Introduction

Vocal fold mass lesions are a frequent cause for dysphonia. The occurrence of numerous entities, including polyps, Reinke edemas, and nodes, on the oscillating vocal folds could contribute to impairment of voice source production [1]. The effect of vocal fold mass lesions on voice production is not homogenous. In this respect, some mass lesions might change stiffness within the vocal fold, whereas others might increase the mass itself. In both cases, the oscillation patterns might be influenced, with the likelihood of aperiodicities increasing [2]. The oscillation pattern and/or frequency might also differ between the left and right vocal fold with the consequence of asymmetries or left–right phase. It has been shown that vocal fold asymmetries reduce the strength of intraglottal vortices and thus vocal efficiency [3]. Furthermore, some mass lesions, like polyps, might also prevent the closure of the entire membranous part of the vocal folds. As a consequence, there could be a lack of interruption of the transglottic airflow by the oscillating vocal folds, inducing vortices and decreasing signal to noise ratio [4]. However, not all mass lesions necessarily influence voice production. In some cases, vocal fold oscillation patterns are not influenced by vocal fold mass lesions and vocal fold closure is possible along the entire membranous part of the vocal folds [5, 6]. Therefore, the most suitable course of therapy should be decided with a focus on the vocal function and vocal demands of the patient rather than solely on the verification of the mass lesion.

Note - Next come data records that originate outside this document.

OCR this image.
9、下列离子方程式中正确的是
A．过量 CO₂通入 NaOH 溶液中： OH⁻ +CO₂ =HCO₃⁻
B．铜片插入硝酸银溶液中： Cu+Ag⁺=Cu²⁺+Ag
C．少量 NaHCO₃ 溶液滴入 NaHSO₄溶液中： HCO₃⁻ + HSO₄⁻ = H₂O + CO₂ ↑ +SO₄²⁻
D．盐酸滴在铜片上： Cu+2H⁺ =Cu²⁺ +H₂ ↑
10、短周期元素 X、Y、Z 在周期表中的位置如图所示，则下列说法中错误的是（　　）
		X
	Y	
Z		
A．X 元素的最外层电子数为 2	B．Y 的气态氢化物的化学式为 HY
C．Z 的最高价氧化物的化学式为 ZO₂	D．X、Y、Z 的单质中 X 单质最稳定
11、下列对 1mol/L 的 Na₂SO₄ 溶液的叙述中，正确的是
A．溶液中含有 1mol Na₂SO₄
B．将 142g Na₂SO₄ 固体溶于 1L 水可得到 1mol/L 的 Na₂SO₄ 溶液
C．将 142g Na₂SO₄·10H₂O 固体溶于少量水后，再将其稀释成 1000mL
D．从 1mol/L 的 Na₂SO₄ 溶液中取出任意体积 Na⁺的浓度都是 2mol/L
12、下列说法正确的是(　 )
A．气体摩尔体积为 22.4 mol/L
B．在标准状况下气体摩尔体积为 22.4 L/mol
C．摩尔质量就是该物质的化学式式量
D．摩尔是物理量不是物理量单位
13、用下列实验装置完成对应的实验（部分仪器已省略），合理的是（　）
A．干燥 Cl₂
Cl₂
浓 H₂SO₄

Different approaches are appropriate in specific cases where a need for medical therapy is identified. While some acute edemas could be treated by pharmacotherapy, i.e., corticosteroids, other voice problems could be treated using voice therapy or phonomicrosurgery [1]. To the best of the authors’ knowledge there are currently no studies available analyzing the special cases in which a voice therapy by voice and speech pathologists could be considered advantageous compared to phonomicrosurgery. Also, there are no orienting tests available which could predict the success of non-surgical therapy.

For dysphonic patients there are many approaches to non-surgical voice therapies. During recent decades, specific scientific interest has been developed in semi-occluded vocal tract exercises (SOVT). In general, such exercises are characterized by a semi-occlusion at the tongue or lips, or extending the vocal tract by tube systems. In this respect, there is a difference between SOVT exercises that use tubes ending in free air [7] or under water [8, 9]. The latter are referred to as water resistance therapies (WRT) where LaxVox© and DoctorVox© are the commercially available products [10]. For WRT, the depth to which the tube is submerged under water defines the intraoral pressure and therefore influences the transglottic pressure difference [11]. Furthermore, the popping bubbles produced in the water cause a fluctuating intraoral pressure during phonation. It is thought that such pressure changes might have a massage effect within the vocal tract [11].

WRT has multiple effects on voice production: during the exercise the vertical laryngeal position is lowered [12], the intraoral rise of pressure leads to an increase of the subglottic pressure [13], fundamental frequency is often changed [13,14,15], the phonation collision threshold pressure after WRT is increased, the closed quotient is diminished [11], and the vocal quality is improved [16, 17].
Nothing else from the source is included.